The things you stumble across…
‘Pissed as a parrot!’, when lorikeets and rosellas etc find a flowering tree with fermented nectar, well it’s on for young and old. Quite amusing, they’ll fall off their perch, have a stoush with others, then huddle, saying the avian equivalant of “mate, mate, ma-ate, I’m sorry mate”.
One time I accidentally shot an owl. I say “accidentially” but I pointed a 12 guage at him and pulled the trigger so I guess it was on purpose. More of a case of midsidentification. Long story but I did not at the time consider the idea of boiling said owl in order to better understand the metaphor, or simile, or whatever. I need a drink.
My Dad’s weird saying was “What do you want in a $7.00 suit of clothes? Hummingbirds?
My old man had a raft of those sorts of sayings, most of them of barnyard origins: “Raining like a cow on a flat rock”, “Worthless as tits on a boar hog”, etc.
It’s also worth remembering that the Brits do speak a different language: “Me fliver was pranged in the boot by a lorry”.
Even the language of such American authors as Mark Twain and Jack London sounds quaint and funny to us now.
I’ve said on mine, GranMaw used to say “Deader n’Kelsey’s Nuts” back in the day… took me forever to figure that one out… you can Google it…
Hum, in my family (from SW England 3 generations back) #4 meant preggers here in U.S. = knocked up.

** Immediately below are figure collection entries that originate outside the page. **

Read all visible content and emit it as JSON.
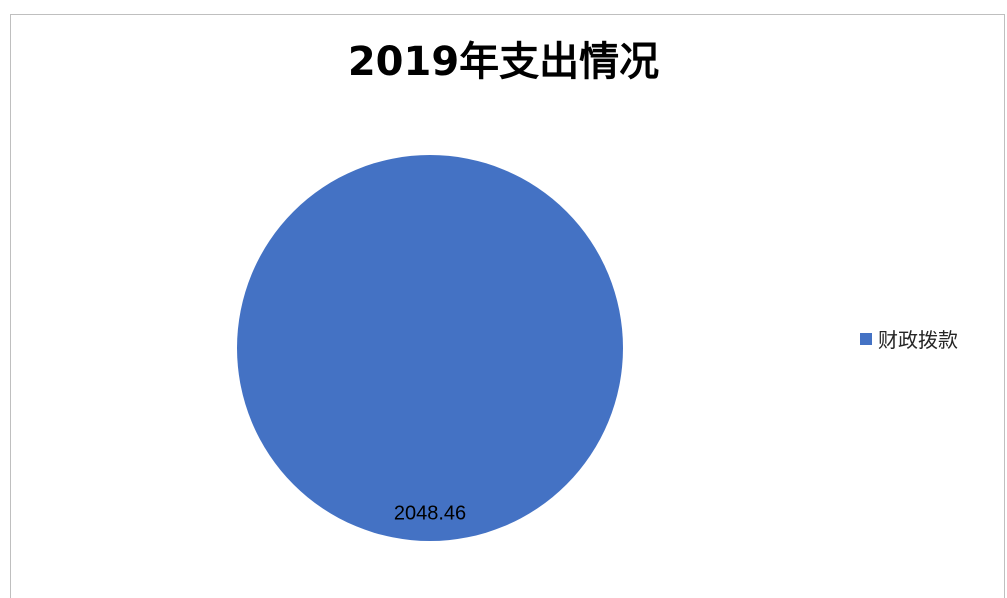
{
  "chart_data": {
    "type": "pie",
    "title": "2019年支出情况",
    "categories": [
      "财政拨款"
    ],
    "values": [
      2048.46
    ],
    "data_labels": [
      "2048.46"
    ],
    "colors": [
      "#4472c4"
    ],
    "legend_position": "right"
  }
}
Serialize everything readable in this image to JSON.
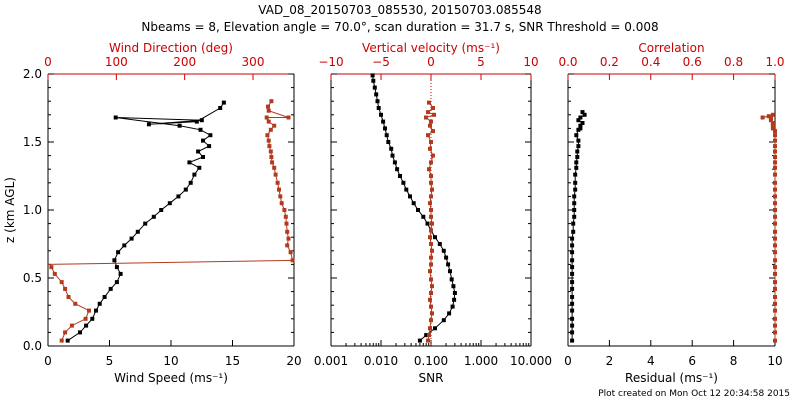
{
  "title_line1": "VAD_08_20150703_085530, 20150703.085548",
  "title_line2": "Nbeams = 8, Elevation angle = 70.0°, scan duration = 31.7 s, SNR Threshold = 0.008",
  "footer": "Plot created on Mon Oct 12 20:34:58 2015",
  "colors": {
    "black": "#000000",
    "red": "#b33a1e",
    "axis_red": "#cc0000"
  },
  "chart_data": [
    {
      "type": "line",
      "panel": "left",
      "ylabel": "z (km AGL)",
      "ylim": [
        0.0,
        2.0
      ],
      "yticks": [
        "0.0",
        "0.5",
        "1.0",
        "1.5",
        "2.0"
      ],
      "bottom_axis": {
        "label": "Wind Speed (ms⁻¹)",
        "range": [
          0,
          20
        ],
        "ticks": [
          "0",
          "5",
          "10",
          "15",
          "20"
        ]
      },
      "top_axis": {
        "label": "Wind Direction (deg)",
        "range": [
          0,
          360
        ],
        "ticks": [
          "0",
          "100",
          "200",
          "300"
        ]
      },
      "series": [
        {
          "name": "Wind Speed",
          "color": "#000000",
          "axis": "bottom",
          "x": [
            1.6,
            2.6,
            3.1,
            3.6,
            3.9,
            4.2,
            4.6,
            5.1,
            5.6,
            5.9,
            5.6,
            5.4,
            5.7,
            6.2,
            6.8,
            7.3,
            7.9,
            8.6,
            9.2,
            9.9,
            10.6,
            11.2,
            11.6,
            11.9,
            12.3,
            11.5,
            12.6,
            12.2,
            13.1,
            12.6,
            13.2,
            12.4,
            10.7,
            5.5,
            12.5,
            8.2,
            12.1,
            14.0,
            14.3
          ],
          "y": [
            0.04,
            0.1,
            0.15,
            0.2,
            0.26,
            0.31,
            0.36,
            0.42,
            0.47,
            0.53,
            0.58,
            0.63,
            0.69,
            0.74,
            0.79,
            0.84,
            0.9,
            0.95,
            1.0,
            1.05,
            1.1,
            1.15,
            1.2,
            1.26,
            1.31,
            1.35,
            1.39,
            1.43,
            1.47,
            1.51,
            1.55,
            1.59,
            1.62,
            1.68,
            1.66,
            1.63,
            1.65,
            1.75,
            1.79
          ]
        },
        {
          "name": "Wind Direction",
          "color": "#b33a1e",
          "axis": "top",
          "x": [
            20,
            25,
            35,
            55,
            60,
            40,
            30,
            25,
            20,
            10,
            5,
            358,
            355,
            350,
            352,
            350,
            349,
            348,
            346,
            342,
            340,
            338,
            336,
            333,
            331,
            328,
            327,
            326,
            324,
            323,
            321,
            326,
            331,
            323,
            320,
            352,
            323,
            322,
            327
          ],
          "y": [
            0.04,
            0.1,
            0.15,
            0.2,
            0.26,
            0.31,
            0.36,
            0.42,
            0.47,
            0.53,
            0.58,
            0.63,
            0.69,
            0.74,
            0.79,
            0.84,
            0.9,
            0.95,
            1.0,
            1.05,
            1.1,
            1.15,
            1.2,
            1.26,
            1.31,
            1.35,
            1.39,
            1.43,
            1.47,
            1.51,
            1.55,
            1.59,
            1.62,
            1.65,
            1.68,
            1.68,
            1.73,
            1.76,
            1.8
          ]
        }
      ]
    },
    {
      "type": "line",
      "panel": "middle",
      "bottom_axis": {
        "label": "SNR",
        "scale": "log",
        "range": [
          0.001,
          10.0
        ],
        "ticks": [
          "0.001",
          "0.010",
          "0.100",
          "1.000",
          "10.000"
        ]
      },
      "top_axis": {
        "label": "Vertical velocity (ms⁻¹)",
        "range": [
          -10,
          10
        ],
        "ticks": [
          "−10",
          "−5",
          "0",
          "5",
          "10"
        ]
      },
      "series": [
        {
          "name": "SNR",
          "color": "#000000",
          "axis": "bottom",
          "x": [
            0.06,
            0.08,
            0.12,
            0.18,
            0.23,
            0.27,
            0.29,
            0.3,
            0.28,
            0.26,
            0.24,
            0.22,
            0.2,
            0.18,
            0.15,
            0.12,
            0.1,
            0.085,
            0.07,
            0.055,
            0.045,
            0.038,
            0.032,
            0.028,
            0.024,
            0.021,
            0.019,
            0.017,
            0.016,
            0.014,
            0.013,
            0.012,
            0.011,
            0.01,
            0.009,
            0.0085,
            0.008,
            0.0075,
            0.007,
            0.0068
          ],
          "y": [
            0.04,
            0.08,
            0.13,
            0.19,
            0.24,
            0.29,
            0.34,
            0.39,
            0.44,
            0.49,
            0.55,
            0.6,
            0.65,
            0.7,
            0.75,
            0.8,
            0.85,
            0.9,
            0.95,
            1.0,
            1.05,
            1.1,
            1.15,
            1.2,
            1.25,
            1.3,
            1.35,
            1.4,
            1.45,
            1.5,
            1.55,
            1.6,
            1.65,
            1.7,
            1.75,
            1.8,
            1.85,
            1.9,
            1.95,
            1.99
          ]
        },
        {
          "name": "Vertical velocity",
          "color": "#b33a1e",
          "axis": "top",
          "x": [
            -0.3,
            -0.2,
            -0.1,
            0.0,
            0.1,
            0.0,
            -0.1,
            0.0,
            0.1,
            0.0,
            -0.1,
            0.0,
            0.0,
            0.1,
            0.0,
            -0.1,
            0.0,
            0.1,
            0.0,
            0.0,
            -0.1,
            0.0,
            0.1,
            0.0,
            0.0,
            -0.2,
            0.0,
            0.2,
            -0.1,
            0.0,
            -0.3,
            0.2,
            -0.1,
            0.0,
            -0.5,
            0.3,
            -0.3,
            0.2,
            -0.2
          ],
          "y": [
            0.04,
            0.08,
            0.13,
            0.19,
            0.24,
            0.29,
            0.34,
            0.39,
            0.44,
            0.49,
            0.55,
            0.6,
            0.65,
            0.7,
            0.75,
            0.8,
            0.85,
            0.9,
            0.95,
            1.0,
            1.05,
            1.1,
            1.15,
            1.2,
            1.25,
            1.3,
            1.35,
            1.4,
            1.45,
            1.5,
            1.55,
            1.58,
            1.62,
            1.65,
            1.68,
            1.7,
            1.72,
            1.75,
            1.79
          ]
        }
      ]
    },
    {
      "type": "line",
      "panel": "right",
      "bottom_axis": {
        "label": "Residual (ms⁻¹)",
        "range": [
          0,
          10
        ],
        "ticks": [
          "0",
          "2",
          "4",
          "6",
          "8",
          "10"
        ]
      },
      "top_axis": {
        "label": "Correlation",
        "range": [
          0.0,
          1.0
        ],
        "ticks": [
          "0.0",
          "0.2",
          "0.4",
          "0.6",
          "0.8",
          "1.0"
        ]
      },
      "series": [
        {
          "name": "Residual",
          "color": "#000000",
          "axis": "bottom",
          "x": [
            0.2,
            0.2,
            0.2,
            0.2,
            0.2,
            0.2,
            0.2,
            0.2,
            0.2,
            0.2,
            0.2,
            0.2,
            0.2,
            0.2,
            0.2,
            0.25,
            0.25,
            0.3,
            0.3,
            0.3,
            0.3,
            0.35,
            0.35,
            0.35,
            0.4,
            0.4,
            0.45,
            0.45,
            0.5,
            0.5,
            0.4,
            0.5,
            0.6,
            0.6,
            0.7,
            0.5,
            0.6,
            0.8,
            0.7
          ],
          "y": [
            0.04,
            0.1,
            0.15,
            0.2,
            0.26,
            0.31,
            0.36,
            0.42,
            0.47,
            0.53,
            0.58,
            0.63,
            0.69,
            0.74,
            0.79,
            0.84,
            0.9,
            0.95,
            1.0,
            1.05,
            1.1,
            1.15,
            1.2,
            1.26,
            1.31,
            1.35,
            1.39,
            1.43,
            1.47,
            1.51,
            1.55,
            1.59,
            1.62,
            1.6,
            1.64,
            1.66,
            1.68,
            1.7,
            1.72
          ]
        },
        {
          "name": "Correlation",
          "color": "#b33a1e",
          "axis": "top",
          "x": [
            1.0,
            1.0,
            1.0,
            1.0,
            1.0,
            1.0,
            1.0,
            1.0,
            1.0,
            1.0,
            1.0,
            1.0,
            1.0,
            1.0,
            1.0,
            1.0,
            1.0,
            1.0,
            1.0,
            1.0,
            1.0,
            1.0,
            1.0,
            1.0,
            1.0,
            1.0,
            1.0,
            1.0,
            1.0,
            1.0,
            1.0,
            1.0,
            0.99,
            0.99,
            0.99,
            0.99,
            0.98,
            0.98,
            0.97,
            0.94,
            0.99
          ],
          "y": [
            0.04,
            0.1,
            0.15,
            0.2,
            0.26,
            0.31,
            0.36,
            0.42,
            0.47,
            0.53,
            0.58,
            0.63,
            0.69,
            0.74,
            0.79,
            0.84,
            0.9,
            0.95,
            1.0,
            1.05,
            1.1,
            1.15,
            1.2,
            1.26,
            1.31,
            1.35,
            1.39,
            1.43,
            1.47,
            1.51,
            1.55,
            1.58,
            1.6,
            1.62,
            1.63,
            1.64,
            1.66,
            1.68,
            1.69,
            1.68,
            1.7
          ]
        }
      ]
    }
  ]
}
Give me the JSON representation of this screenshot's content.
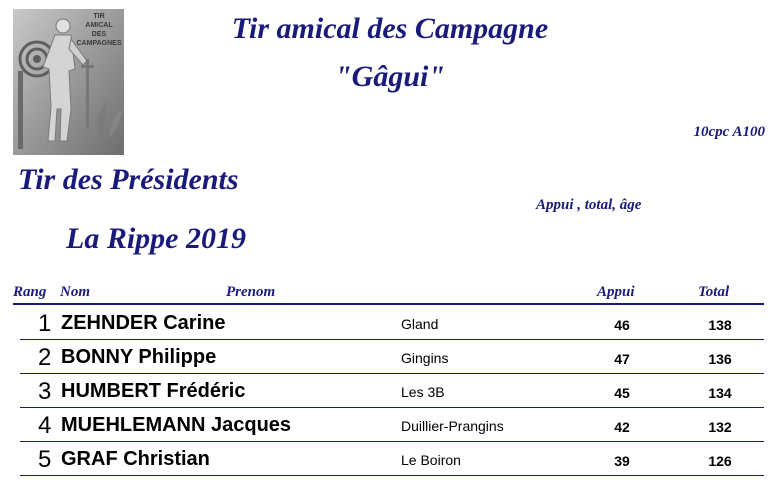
{
  "logo": {
    "text_lines": [
      "TIR",
      "AMICAL",
      "DES",
      "CAMPAGNES"
    ]
  },
  "header": {
    "title_line1": "Tir amical des Campagne",
    "title_line2": "\"Gâgui\"",
    "format": "10cpc A100",
    "event": "Tir des Présidents",
    "tiebreak_note": "Appui , total, âge",
    "place_year": "La Rippe 2019"
  },
  "table": {
    "columns": {
      "rank": "Rang",
      "name": "Nom",
      "firstname": "Prenom",
      "appui": "Appui",
      "total": "Total"
    },
    "rows": [
      {
        "rank": "1",
        "name": "ZEHNDER Carine",
        "club": "Gland",
        "appui": "46",
        "total": "138"
      },
      {
        "rank": "2",
        "name": "BONNY Philippe",
        "club": "Gingins",
        "appui": "47",
        "total": "136"
      },
      {
        "rank": "3",
        "name": "HUMBERT Frédéric",
        "club": "Les 3B",
        "appui": "45",
        "total": "134"
      },
      {
        "rank": "4",
        "name": "MUEHLEMANN Jacques",
        "club": "Duillier-Prangins",
        "appui": "42",
        "total": "132"
      },
      {
        "rank": "5",
        "name": "GRAF Christian",
        "club": "Le Boiron",
        "appui": "39",
        "total": "126"
      }
    ]
  }
}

Here in the southern Appalachians one will hear words/phrases not heard anywhere else.
“tight as Dick’s hatband”
“Katy bar the door”
One of my favorites refers to something that has spoiled (i.e. “that meat is karned” or “something smells karney” and sometimes “those mashed potatoes have karned over”. The word finds it’s origins in the middle English (KJV of the Bible referring to Carrion Crows).